Considerations When Using Data Streams and Connections in a Sandbox
- If you create a connection in the sandbox and deploy that connection to production, you must reauthenticate it in the production org. After you configure the connection, the data flows into the sandbox.
- If you have a data stream that’s based on an S3 connection and that connection contains the org ID in its path, the org ID is changed from the production org ID to the sandbox org ID when you create a sandbox. If the connection path name changes, the data isn’t refreshed for those sandbox data streams. For example, if you have an S3 stream path of parentpath/productionOrgID/fileName.csv, the sandbox S3 stream path is parentpath/sandboxOrgID/fileName.csv. You must either edit the sandbox stream path and change the org ID to the production org ID or add the files to the new path.
- If you configure a connection in the sandbox and a data stream based on that connection continues to have a status of NEEDS_ACTIVATION, contact Salesforce Customer Support.
- After you create a sandbox, you must re-create connections based on the Amazon Kinesis connector.
Considerations When Using Zero Copy Data Stream in a Sandbox
- For Zero Copy data streams using Google Big Query, Snowflake, Databricks, or Redshift connections, make sure the database, schema, and table names are consistent between your production and sandbox environments.
- When you activate a Google Big Query connection in a sandbox org, you can modify the Google BQ project ID, service account email, and private key to match the sandbox org. However, you must maintain identical database, schema, and table names within the project ID.
- During Snowflake connection activation in a sandbox org, you can update the account URL, username, and private key for the sandbox. Make sure that the database, schema, and table names within the data warehouse remain the same.
- For Databricks connections in a sandbox, you can change the authentication details, connection URL, and HTTP path. Keep the database, schema, and table names identical to the production configuration.
- In a sandbox setup for a Redshift connection, you can change the authentication details, connection URL, and database. Keep the database, schema, and table names inside that database consistent with the production environment.
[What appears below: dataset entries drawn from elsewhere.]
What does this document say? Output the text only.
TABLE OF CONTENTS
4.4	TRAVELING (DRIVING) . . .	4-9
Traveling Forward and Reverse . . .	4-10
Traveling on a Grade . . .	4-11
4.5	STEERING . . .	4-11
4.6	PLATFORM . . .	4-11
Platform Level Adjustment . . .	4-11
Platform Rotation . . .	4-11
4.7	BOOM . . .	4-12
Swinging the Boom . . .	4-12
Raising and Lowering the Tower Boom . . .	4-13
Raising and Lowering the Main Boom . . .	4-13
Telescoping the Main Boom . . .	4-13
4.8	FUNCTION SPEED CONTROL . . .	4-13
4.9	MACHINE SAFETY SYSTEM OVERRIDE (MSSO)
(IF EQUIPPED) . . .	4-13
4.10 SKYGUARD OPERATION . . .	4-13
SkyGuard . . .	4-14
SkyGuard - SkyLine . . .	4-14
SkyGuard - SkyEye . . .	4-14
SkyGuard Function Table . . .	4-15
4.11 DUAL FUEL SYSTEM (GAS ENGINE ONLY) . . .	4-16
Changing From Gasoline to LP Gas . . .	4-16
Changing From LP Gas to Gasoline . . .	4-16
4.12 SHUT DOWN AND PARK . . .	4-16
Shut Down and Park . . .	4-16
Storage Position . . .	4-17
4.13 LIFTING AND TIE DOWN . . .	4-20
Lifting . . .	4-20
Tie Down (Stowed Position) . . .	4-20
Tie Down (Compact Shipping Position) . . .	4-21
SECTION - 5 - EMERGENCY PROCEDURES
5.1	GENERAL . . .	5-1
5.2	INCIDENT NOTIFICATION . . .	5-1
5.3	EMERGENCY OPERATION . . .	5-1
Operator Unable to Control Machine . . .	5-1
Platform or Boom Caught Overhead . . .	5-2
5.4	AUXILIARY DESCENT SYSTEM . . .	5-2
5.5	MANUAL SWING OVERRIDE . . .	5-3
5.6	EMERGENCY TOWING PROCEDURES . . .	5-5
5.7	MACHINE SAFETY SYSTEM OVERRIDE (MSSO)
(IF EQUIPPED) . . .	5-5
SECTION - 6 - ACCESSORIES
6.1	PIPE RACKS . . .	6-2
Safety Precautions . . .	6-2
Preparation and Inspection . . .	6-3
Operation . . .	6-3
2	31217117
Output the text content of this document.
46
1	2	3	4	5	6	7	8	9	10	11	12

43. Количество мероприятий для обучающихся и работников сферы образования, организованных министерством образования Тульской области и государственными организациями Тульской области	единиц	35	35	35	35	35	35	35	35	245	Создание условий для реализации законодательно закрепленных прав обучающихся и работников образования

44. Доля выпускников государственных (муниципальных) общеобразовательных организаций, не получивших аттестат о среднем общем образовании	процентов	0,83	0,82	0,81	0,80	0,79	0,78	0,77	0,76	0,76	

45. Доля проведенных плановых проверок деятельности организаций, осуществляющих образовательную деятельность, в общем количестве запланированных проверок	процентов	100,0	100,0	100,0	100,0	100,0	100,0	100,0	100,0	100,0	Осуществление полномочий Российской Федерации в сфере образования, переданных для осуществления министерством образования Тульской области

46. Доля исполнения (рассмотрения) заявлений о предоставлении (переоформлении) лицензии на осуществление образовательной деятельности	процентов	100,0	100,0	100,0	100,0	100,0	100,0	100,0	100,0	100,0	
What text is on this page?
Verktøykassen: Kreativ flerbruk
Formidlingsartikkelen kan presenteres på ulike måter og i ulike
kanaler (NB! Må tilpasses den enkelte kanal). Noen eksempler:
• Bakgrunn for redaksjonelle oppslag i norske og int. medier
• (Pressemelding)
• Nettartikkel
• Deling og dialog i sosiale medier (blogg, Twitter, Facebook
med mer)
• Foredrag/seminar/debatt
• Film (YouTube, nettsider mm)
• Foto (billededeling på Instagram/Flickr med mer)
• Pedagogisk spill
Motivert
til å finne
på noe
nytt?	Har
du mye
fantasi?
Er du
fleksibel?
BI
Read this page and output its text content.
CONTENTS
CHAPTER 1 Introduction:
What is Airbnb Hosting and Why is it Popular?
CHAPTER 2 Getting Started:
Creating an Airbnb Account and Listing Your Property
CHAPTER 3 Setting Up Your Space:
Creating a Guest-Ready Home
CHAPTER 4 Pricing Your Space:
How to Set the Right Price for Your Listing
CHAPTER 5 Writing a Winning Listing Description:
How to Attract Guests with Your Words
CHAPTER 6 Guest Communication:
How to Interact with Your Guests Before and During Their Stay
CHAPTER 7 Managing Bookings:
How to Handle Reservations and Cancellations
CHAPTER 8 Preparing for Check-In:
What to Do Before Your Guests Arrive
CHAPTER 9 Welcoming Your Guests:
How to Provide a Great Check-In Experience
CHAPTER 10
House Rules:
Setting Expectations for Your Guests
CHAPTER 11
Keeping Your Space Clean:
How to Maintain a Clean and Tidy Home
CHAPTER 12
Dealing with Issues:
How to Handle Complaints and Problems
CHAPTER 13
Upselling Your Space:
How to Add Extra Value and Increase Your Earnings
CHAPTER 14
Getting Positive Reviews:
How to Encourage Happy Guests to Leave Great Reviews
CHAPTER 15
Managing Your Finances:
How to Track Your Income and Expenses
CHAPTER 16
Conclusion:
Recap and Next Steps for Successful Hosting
Considerations When Using Unstructured Data and Search Indexes in a Sandbox
- When the data source used for a search index is a CRM object (DMO):
- Data lake objects (DLOs), data model objects (DMOs), and the search index are copied from the production org to the sandbox.
- In the sandbox org, you need to activate the CRM home org connection and activate the CRM data streams. The search index runs automatically after data is ingested into the DLO.
- When the search index is created through the Agentforce Data Library (ADL):
- UDLOs, UDMOs, DLOs, DMOs, CRM data streams, and the search index are automatically created in the production org.
- UDLOs, UDMOs, DLOs, DMOs, CRM data streams, and the search index are copied from the production org to the sandbox.
- In the sandbox org, you need to activate the CRM home org connection and activate CRM data streams. You do not need to do anything for the UDLOs and UDMOs. The search index runs automatically after Knowledge data is ingested into the DLO. Any files that are uploaded to the ADL in the sandbox org are indexed automatically.
- When the data source for a search index is an external blob store (for example, S3, GCS,
or Azure):
- UDLOs, UDMOs, and the search index are copied from the production org to the sandbox.
- In the sandbox org, you must create an external client app or connected app and setup file notifications on your blob store and point these file notifications to the sandbox org.
- In the sandbox org, you need to recreate the UDLO and remap it to the UDMO. The search index runs automatically after data is ingested into the UDLO.